The Nations have welcomed and supported Eke Me-Xi Learning Centre in their territory since 1997. The partnership between the host nations and Vancouver Island North School District is unique in that Eke Me-Xi is a public high school located on the Tsulquate Reserve. Over the years, the Learning Centre has evolved from being a small grade 8-10 program to a larger high school that offers a secondary graduation program. The program is designed to apply beliefs about learning and learners in a cultural setting. Students engage in their learning and participate in setting their own goals and dreams. The school strives to achieve this through fostering positive family relationships, hosting open house events, including Role Models from its communities and implementing Kwak’wala language and culture. During graduation ceremonies and other school events, Elders, parents, and community members frequently address students and staff; words of support, encouragement, and collective responsibility are always conveyed. Strong partnerships with the host Nations Treaty Department and the Our World film organization have created learning opportunities students in the area of digital filmmaking. The project brings youth and elders together with a focus on First Language speaking, translation and culture. Last summer, the Nations passed a Band Council Resolution to accommodate expansion and growth of Learning Centre. This commitment from the elected council supports the needs of the school’s learners and staff and as noted by the nominating principals and vice-principals, “we are acutely aware that we could not continue to grow without the Nations’ support.” Accepting the Award on behalf of the Gwa’sala-‘Nakwaxda’xw Nations was Leslie Walkus, Councillor.

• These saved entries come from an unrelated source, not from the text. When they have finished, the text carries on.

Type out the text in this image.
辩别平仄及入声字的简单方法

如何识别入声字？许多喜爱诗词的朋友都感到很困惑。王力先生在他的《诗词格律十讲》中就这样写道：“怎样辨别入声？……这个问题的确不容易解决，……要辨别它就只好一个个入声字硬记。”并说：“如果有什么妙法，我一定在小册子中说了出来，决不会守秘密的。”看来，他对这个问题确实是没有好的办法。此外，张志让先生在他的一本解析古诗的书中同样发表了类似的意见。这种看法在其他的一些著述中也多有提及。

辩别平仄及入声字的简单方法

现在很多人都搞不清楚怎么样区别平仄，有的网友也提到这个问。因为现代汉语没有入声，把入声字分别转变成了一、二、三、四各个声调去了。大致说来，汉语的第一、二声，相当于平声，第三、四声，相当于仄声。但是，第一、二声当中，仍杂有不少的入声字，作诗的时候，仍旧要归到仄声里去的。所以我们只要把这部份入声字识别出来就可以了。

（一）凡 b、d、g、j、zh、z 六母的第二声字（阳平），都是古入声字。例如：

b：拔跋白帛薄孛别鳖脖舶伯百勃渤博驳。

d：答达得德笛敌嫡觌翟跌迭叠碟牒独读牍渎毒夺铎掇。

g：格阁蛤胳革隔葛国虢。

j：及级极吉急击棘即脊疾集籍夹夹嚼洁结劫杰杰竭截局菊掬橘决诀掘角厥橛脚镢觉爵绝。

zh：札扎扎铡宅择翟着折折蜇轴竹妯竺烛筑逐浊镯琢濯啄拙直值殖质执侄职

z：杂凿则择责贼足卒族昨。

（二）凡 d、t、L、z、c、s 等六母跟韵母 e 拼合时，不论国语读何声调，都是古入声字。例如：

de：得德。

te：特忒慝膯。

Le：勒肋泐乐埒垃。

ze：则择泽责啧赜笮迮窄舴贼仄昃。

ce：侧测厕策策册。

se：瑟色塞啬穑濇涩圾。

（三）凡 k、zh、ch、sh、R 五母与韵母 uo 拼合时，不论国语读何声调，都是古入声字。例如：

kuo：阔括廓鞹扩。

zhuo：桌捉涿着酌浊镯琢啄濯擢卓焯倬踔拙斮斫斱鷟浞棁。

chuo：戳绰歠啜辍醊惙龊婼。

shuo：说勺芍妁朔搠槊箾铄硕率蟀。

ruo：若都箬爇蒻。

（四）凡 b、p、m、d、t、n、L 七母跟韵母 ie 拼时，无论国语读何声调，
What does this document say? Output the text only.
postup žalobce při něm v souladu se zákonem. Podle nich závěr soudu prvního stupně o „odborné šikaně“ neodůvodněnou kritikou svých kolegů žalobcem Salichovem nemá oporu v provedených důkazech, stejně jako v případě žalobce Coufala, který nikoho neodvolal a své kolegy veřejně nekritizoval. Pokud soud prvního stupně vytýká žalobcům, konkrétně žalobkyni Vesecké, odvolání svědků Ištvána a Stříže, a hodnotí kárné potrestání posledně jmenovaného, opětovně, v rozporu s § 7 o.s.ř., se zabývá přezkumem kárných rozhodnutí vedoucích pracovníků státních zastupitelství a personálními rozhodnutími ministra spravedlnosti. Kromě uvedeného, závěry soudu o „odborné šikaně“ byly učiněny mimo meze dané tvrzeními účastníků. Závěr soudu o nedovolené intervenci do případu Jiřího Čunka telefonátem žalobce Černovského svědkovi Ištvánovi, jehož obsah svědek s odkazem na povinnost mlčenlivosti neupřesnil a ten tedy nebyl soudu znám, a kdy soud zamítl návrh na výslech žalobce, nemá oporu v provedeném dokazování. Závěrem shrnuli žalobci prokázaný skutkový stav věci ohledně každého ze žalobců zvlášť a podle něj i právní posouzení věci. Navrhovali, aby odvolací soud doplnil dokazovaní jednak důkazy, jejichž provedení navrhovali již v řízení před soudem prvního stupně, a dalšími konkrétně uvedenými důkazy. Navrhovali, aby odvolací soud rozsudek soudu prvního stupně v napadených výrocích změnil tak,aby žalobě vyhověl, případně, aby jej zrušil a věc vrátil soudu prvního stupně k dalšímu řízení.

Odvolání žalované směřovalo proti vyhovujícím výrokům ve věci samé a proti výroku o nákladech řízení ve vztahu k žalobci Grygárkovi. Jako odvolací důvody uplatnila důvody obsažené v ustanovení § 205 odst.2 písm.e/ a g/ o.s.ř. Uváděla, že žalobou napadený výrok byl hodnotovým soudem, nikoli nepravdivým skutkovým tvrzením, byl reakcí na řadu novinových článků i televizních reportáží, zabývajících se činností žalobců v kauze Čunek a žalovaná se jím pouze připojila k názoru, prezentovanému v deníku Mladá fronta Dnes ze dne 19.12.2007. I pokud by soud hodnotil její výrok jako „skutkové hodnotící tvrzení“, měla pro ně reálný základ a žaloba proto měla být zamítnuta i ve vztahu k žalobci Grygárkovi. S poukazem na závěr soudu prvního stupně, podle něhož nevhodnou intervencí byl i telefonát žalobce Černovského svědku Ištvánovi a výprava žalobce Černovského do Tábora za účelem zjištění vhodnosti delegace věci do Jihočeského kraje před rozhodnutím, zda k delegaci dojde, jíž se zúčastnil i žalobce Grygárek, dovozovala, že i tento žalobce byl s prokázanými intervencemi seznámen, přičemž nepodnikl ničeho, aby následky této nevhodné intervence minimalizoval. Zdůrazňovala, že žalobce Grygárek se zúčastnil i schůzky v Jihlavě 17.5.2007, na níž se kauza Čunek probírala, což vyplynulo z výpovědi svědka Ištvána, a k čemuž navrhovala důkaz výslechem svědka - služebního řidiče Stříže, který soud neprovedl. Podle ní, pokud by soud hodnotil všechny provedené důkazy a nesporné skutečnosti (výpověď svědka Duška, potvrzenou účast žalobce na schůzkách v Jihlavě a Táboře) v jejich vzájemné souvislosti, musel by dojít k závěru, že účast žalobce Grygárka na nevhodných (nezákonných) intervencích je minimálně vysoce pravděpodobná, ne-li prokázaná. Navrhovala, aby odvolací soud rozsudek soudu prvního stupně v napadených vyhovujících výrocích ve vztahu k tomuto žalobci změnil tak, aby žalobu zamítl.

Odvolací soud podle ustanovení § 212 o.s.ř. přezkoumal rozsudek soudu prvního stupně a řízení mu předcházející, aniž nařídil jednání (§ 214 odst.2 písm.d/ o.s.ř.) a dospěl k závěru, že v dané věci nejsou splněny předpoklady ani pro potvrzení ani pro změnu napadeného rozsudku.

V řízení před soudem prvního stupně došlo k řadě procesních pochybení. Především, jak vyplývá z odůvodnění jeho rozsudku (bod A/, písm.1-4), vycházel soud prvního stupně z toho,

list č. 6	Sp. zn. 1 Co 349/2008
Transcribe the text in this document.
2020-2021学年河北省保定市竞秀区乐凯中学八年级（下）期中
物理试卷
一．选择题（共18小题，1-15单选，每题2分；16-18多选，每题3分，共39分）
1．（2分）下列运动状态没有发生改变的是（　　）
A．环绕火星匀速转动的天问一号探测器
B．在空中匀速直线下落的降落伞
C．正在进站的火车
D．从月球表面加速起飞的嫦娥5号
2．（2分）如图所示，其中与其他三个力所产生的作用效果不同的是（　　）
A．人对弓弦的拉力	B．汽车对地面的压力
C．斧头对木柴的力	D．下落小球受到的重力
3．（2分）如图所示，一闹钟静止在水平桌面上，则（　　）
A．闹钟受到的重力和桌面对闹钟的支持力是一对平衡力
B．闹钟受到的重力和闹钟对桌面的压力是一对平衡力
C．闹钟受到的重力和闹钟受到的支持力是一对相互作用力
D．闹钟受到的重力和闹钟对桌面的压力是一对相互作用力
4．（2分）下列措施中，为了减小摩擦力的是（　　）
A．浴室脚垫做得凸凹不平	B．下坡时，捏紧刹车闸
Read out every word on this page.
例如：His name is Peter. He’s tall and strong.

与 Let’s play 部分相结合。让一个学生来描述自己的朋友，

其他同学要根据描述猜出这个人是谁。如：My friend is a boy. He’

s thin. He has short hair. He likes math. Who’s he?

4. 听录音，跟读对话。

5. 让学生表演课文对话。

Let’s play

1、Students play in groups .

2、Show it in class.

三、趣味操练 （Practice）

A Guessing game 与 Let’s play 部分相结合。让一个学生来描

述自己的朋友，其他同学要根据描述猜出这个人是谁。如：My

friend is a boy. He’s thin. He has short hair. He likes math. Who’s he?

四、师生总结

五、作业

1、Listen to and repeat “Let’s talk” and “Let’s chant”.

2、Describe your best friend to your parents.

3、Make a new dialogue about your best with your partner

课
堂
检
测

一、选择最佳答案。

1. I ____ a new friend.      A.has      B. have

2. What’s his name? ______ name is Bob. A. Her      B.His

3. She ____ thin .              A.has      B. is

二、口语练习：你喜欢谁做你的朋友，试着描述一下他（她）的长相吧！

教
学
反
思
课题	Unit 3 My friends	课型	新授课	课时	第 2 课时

JOHN and SANDRA BARTH, who were nominated by the Nechako Lakes Principals’ and Vice-Principals’ Association.
John and Sandra Barth are retired teachers, and school and district administrators in the community of Burns Lake. Since their retirement, more than 10 years ago, they have been instrumental in founding and running the Community Arts Council. Through the Council, John and Sandra bring at least three exemplary Arts performances per year to the community and the schools at no charge to the schools. Workshops are also organized for the schools and have included dance and drum instructors and ballet classes. John and Sandra do the organizing and come to the school with the performers, leaving the school, as the nomination letter noted, “to do nothing more than show up.” John and Sandra also facilitate and Arts 4 Youth program that runs year round and includes free shows and elementary school, dance workshops at the high school, and rock’n’roll and visual arts camps. They also give generously of their time to support activities such as the Indigenous Arts festival, grad ceremonies, and Christmas concerts. As noted on the nomination letter, “John and Sandra Barth are fierce believers in public education and in the Arts. As former school administrators, they have never forgotten the work of the building principal. For more than 10 years they have done whatever they can to support the Arts in partnership with the schools and the community of Burns Lake. They have touched the lives of every student in our community.”